Saturday 16 May. VÄlerenga host Sarpsborg 08 in the Norwegian Eliteserien. Two teams who have spent the opening weeks of the season leaking goals at one end and scoring them at the other. Neither side has nailed down a single clean sheet. Neither side has established any kind of defensive identity. The thing is, that tells you almost everything you need to know before a ball has even been kicked.
Where Things Stand
VÄlerenga sit sixth in the Eliteserien table. Four goals scored, four conceded. Sarpsborg 08 are down in eleventh. Five goals scored, five conceded. Listen, these are not teams that are grinding out results. These are teams that are open, that are giving up chances, and that have not yet sorted out what they are at the back.
That is not a tactical observation. That is a basics observation. You defend as a unit. You hold your shape. You do not let teams walk through you. So far, neither of these sides has done that consistently enough to show me they have it figured out.
VÄlerenga: The Home Advantage Means Nothing If You Cannot Defend
VÄlerenga are at home, and that matters. Home support, familiar surroundings, no travel. Those things count. But they are not enough on their own. You still have to compete for ninety minutes. You still have to do the dirty work.
Four goals conceded in the opening matches tells me there are problems. It might be the shape. It might be individuals switching off. It might be a lack of desire to do the unglamorous defending. I cannot tell you which without seeing the specific passages of play, but the numbers do not lie. The basics are not right.
What VÄlerenga do have is goals in them. Four scored means they are getting into positions and finishing. That is not nothing. In a match like this, against a side that has conceded five already, that matters. They have the tools to hurt Sarpsborg. The question is whether they can keep the back door closed at the same time.
Sarpsborg 08: Plenty of Goals, Plenty of Problems
Five goals scored from Sarpsborg is actually an encouraging return. They are getting forward, they are creating, they are putting the ball in the net. Credit where it is due. To be fair, though, five goals conceded puts that in a very different light. You are not building anything if you are trading goals every single week.

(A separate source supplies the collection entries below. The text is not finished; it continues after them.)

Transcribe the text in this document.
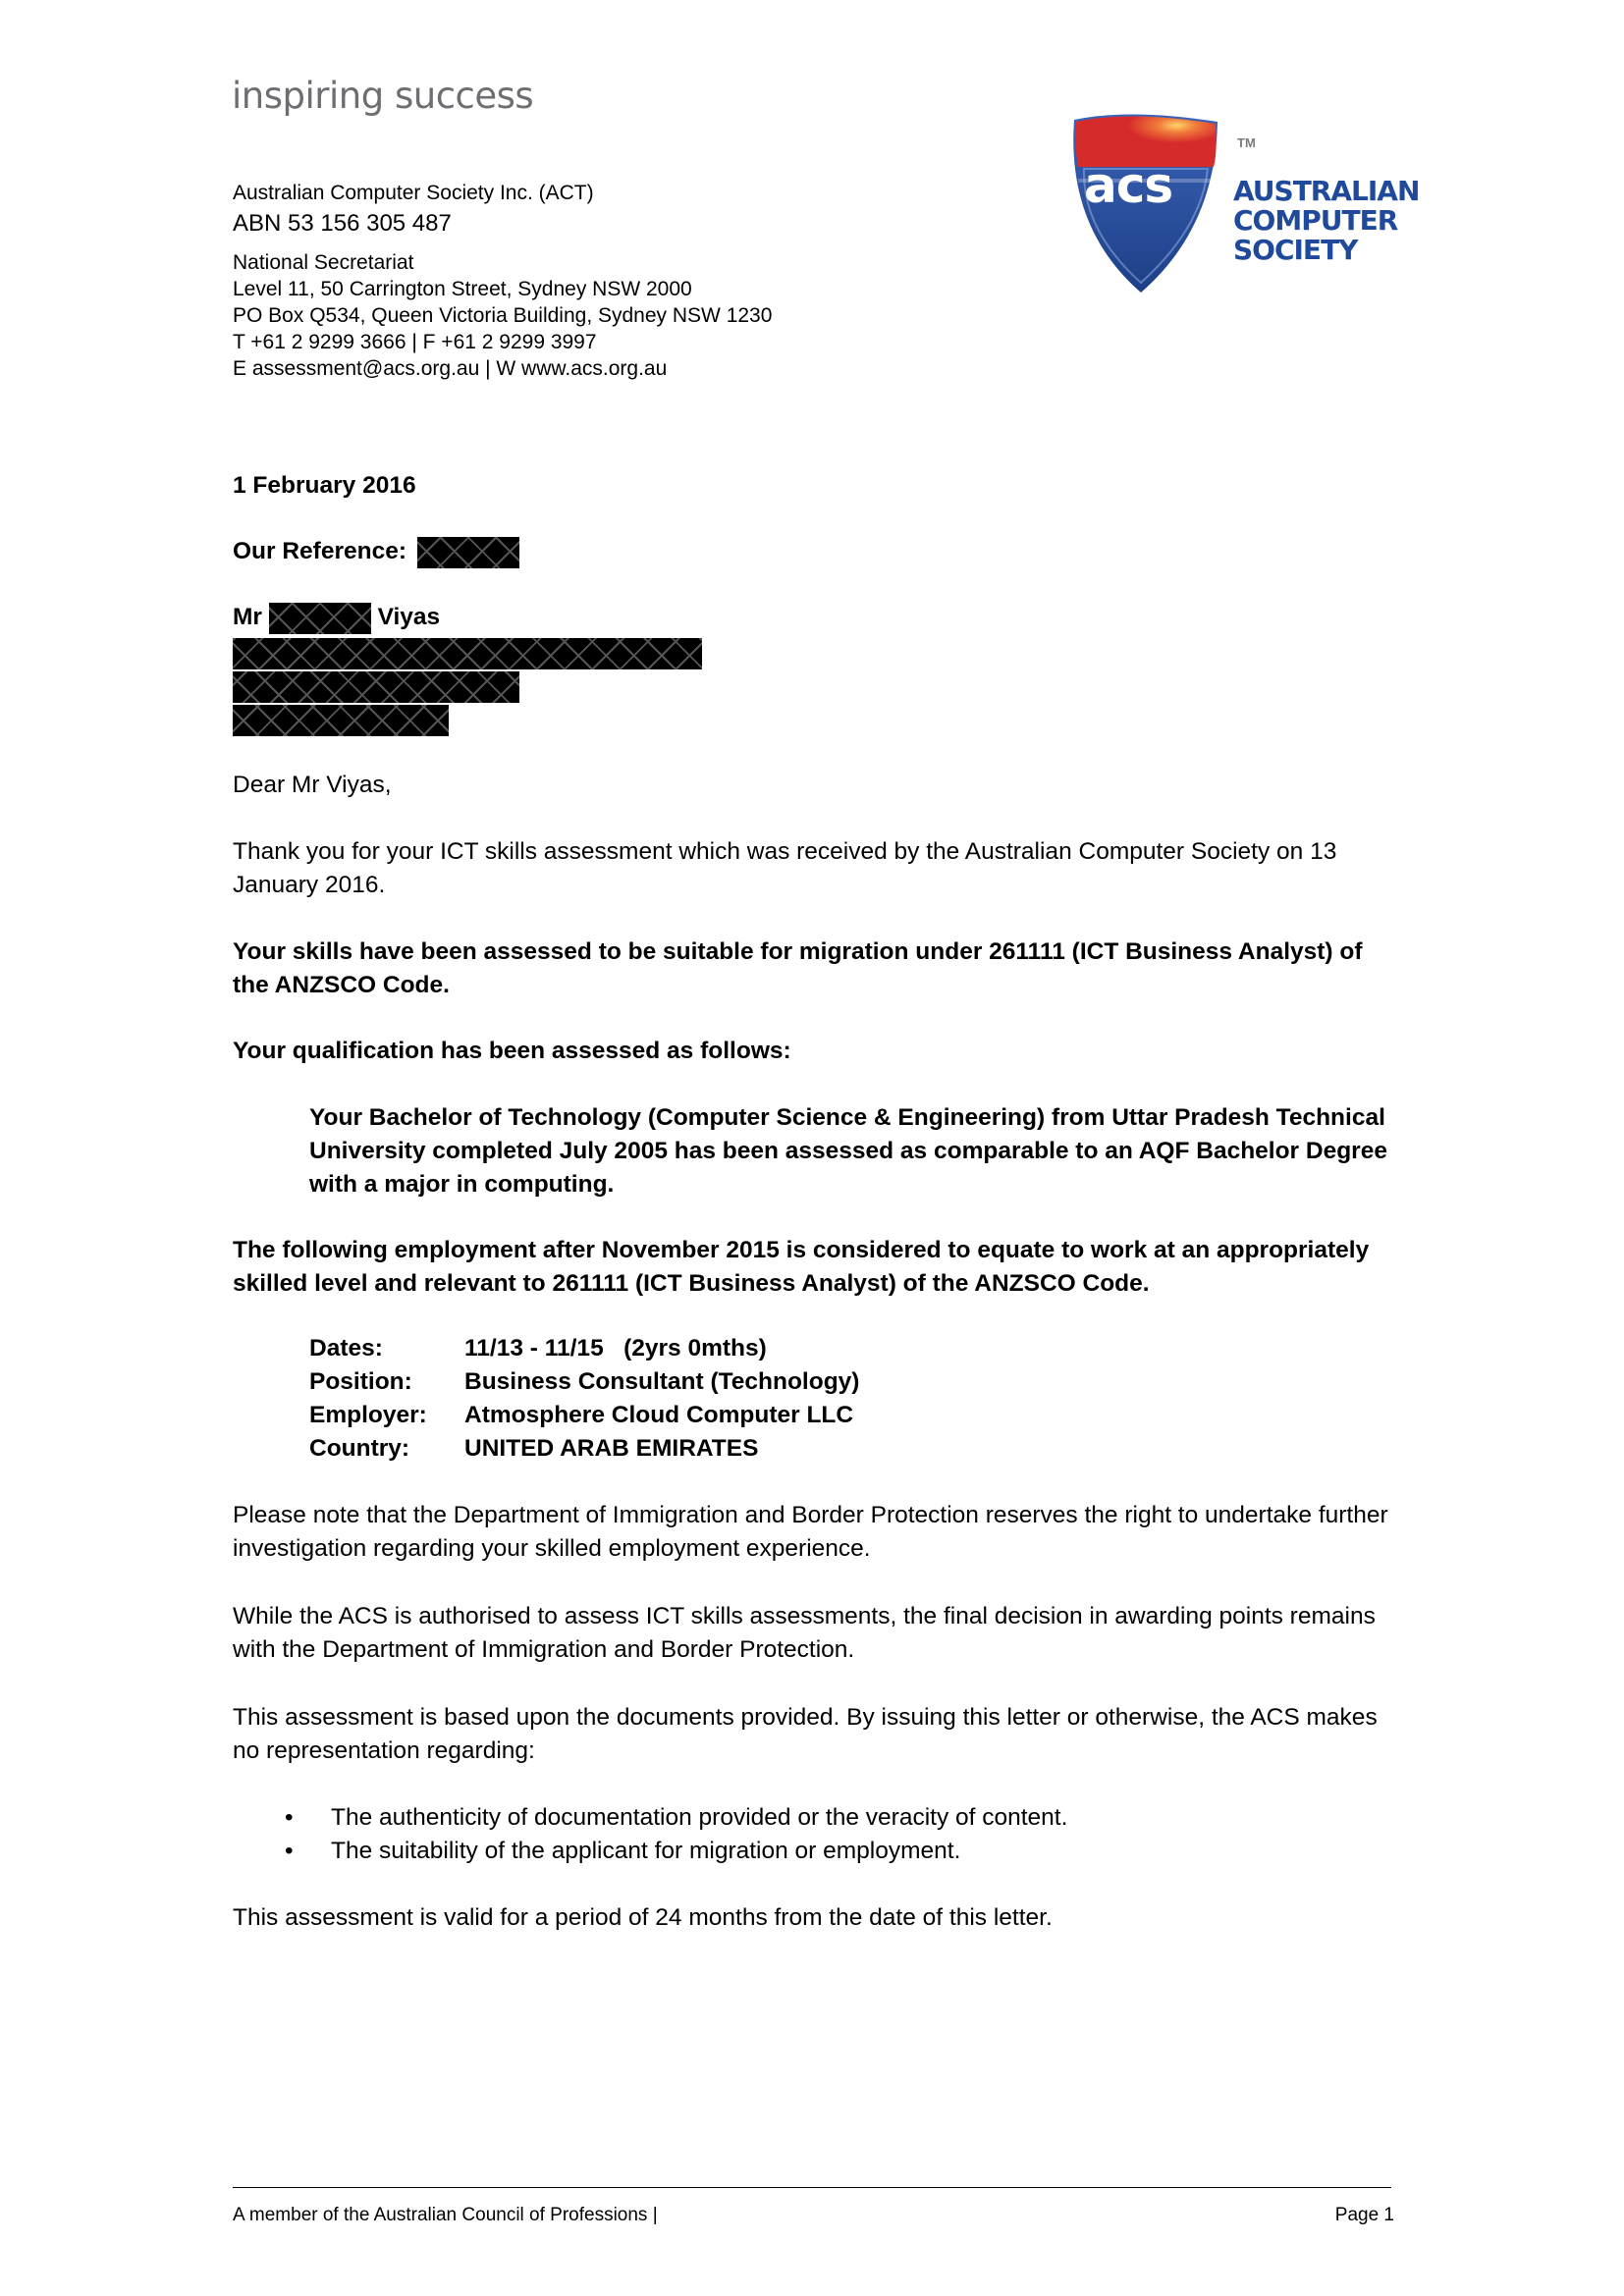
inspiring success
Australian Computer Society Inc. (ACT)
ABN 53 156 305 487
National Secretariat
Level 11, 50 Carrington Street, Sydney NSW 2000
PO Box Q534, Queen Victoria Building, Sydney NSW 1230
T +61 2 9299 3666 | F +61 2 9299 3997
E assessment@acs.org.au | W www.acs.org.au
acs
TM
AUSTRALIAN
COMPUTER
SOCIETY
1 February 2016
Our Reference:
Mr	Viyas
Dear Mr Viyas,
Thank you for your ICT skills assessment which was received by the Australian Computer Society on 13 January 2016.
Your skills have been assessed to be suitable for migration under 261111 (ICT Business Analyst) of the ANZSCO Code.
Your qualification has been assessed as follows:
Your Bachelor of Technology (Computer Science & Engineering) from Uttar Pradesh Technical University completed July 2005 has been assessed as comparable to an AQF Bachelor Degree with a major in computing.
The following employment after November 2015 is considered to equate to work at an appropriately skilled level and relevant to 261111 (ICT Business Analyst) of the ANZSCO Code.
Dates:	11/13 - 11/15   (2yrs 0mths)
Position:	Business Consultant (Technology)
Employer:	Atmosphere Cloud Computer LLC
Country:	UNITED ARAB EMIRATES
Please note that the Department of Immigration and Border Protection reserves the right to undertake further investigation regarding your skilled employment experience.
While the ACS is authorised to assess ICT skills assessments, the final decision in awarding points remains with the Department of Immigration and Border Protection.
This assessment is based upon the documents provided. By issuing this letter or otherwise, the ACS makes no representation regarding:
• The authenticity of documentation provided or the veracity of content.
• The suitability of the applicant for migration or employment.
This assessment is valid for a period of 24 months from the date of this letter.
A member of the Australian Council of Professions |	Page 1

Eleventh in the table reflects a side that has not found the right balance. Attacking intent without defensive accountability is just chaos with occasional highlights. I have seen teams like this all my career. They are exciting to watch. They are not difficult to play against once you work out how to be patient and pick your moments.
The attitude going into this match will be key for Sarpsborg. Away from home, against a side who will have their own supporters behind them. Can they show the discipline and the desire to compete for the full ninety? Or will they be too open, too eager to attack, and get punished on the counter?
The Key Battleground: Midfield Discipline
The thing is, when you have two teams both shipping goals, the midfield battle becomes everything. If neither side can control the tempo, protect their defence, and win the second balls, you are looking at a wide open game. Goals go in. Momentum swings. Players start second-guessing themselves.
The team that wins the midfield battle on Saturday will almost certainly win the match. That means working harder than the opposition. Closing down faster. Holding your position when you do not have the ball. These are not complicated ideas. They are the basics that every team at this level should be executing without thinking. And yet, based on the evidence so far this season, both of these sides have struggles with exactly that.
I want to see accountability in those midfield areas. Players who take responsibility when they lose the ball. Players who track back. Players who understand that the defensive shift is just as important as the attack.
What I Am Watching For
Defensive organisation in the first fifteen minutes. How quickly do both sides get set? How compact are they? If either team looks loose early, the other will smell blood and go after them. In games with this kind of goal record on both sides, early goals are a real possibility.
Attitude when the going gets tough. If VÄlerenga go behind, do they panic? If Sarpsborg concede first, do they chase the game and leave gaps? These are the mental standards that separate teams who put together a proper season from teams who just muddle through.
And standards at set pieces. Both teams have been involved in plenty of goals. Corners, free kicks, throw-ins in dangerous areas. The side that is more switched on and more disciplined at these moments could easily take three points home.
The Verdict
Listen, this is not a match between two polished, well-organised sides. It is a match between two teams who are still working things out. Both have scored goals. Both have conceded goals. Neither has managed a clean sheet. That points strongly towards a game with goals in it on Saturday.
VÄlerenga's home advantage gives them a slight edge for me. Playing in front of your own supporters, in your own stadium, with the pressure on the visiting side to perform away from home. That counts. Sixth in the table versus eleventh is not a massive gap, but it is a gap.
The thing is, standards win football matches. Desire wins football matches. The team that wants it more on Saturday, that competes harder and executes the basics better, will take the points. Based on what this season has shown so far, I am not convinced either side has truly nailed that down. But one of them has to win. End of.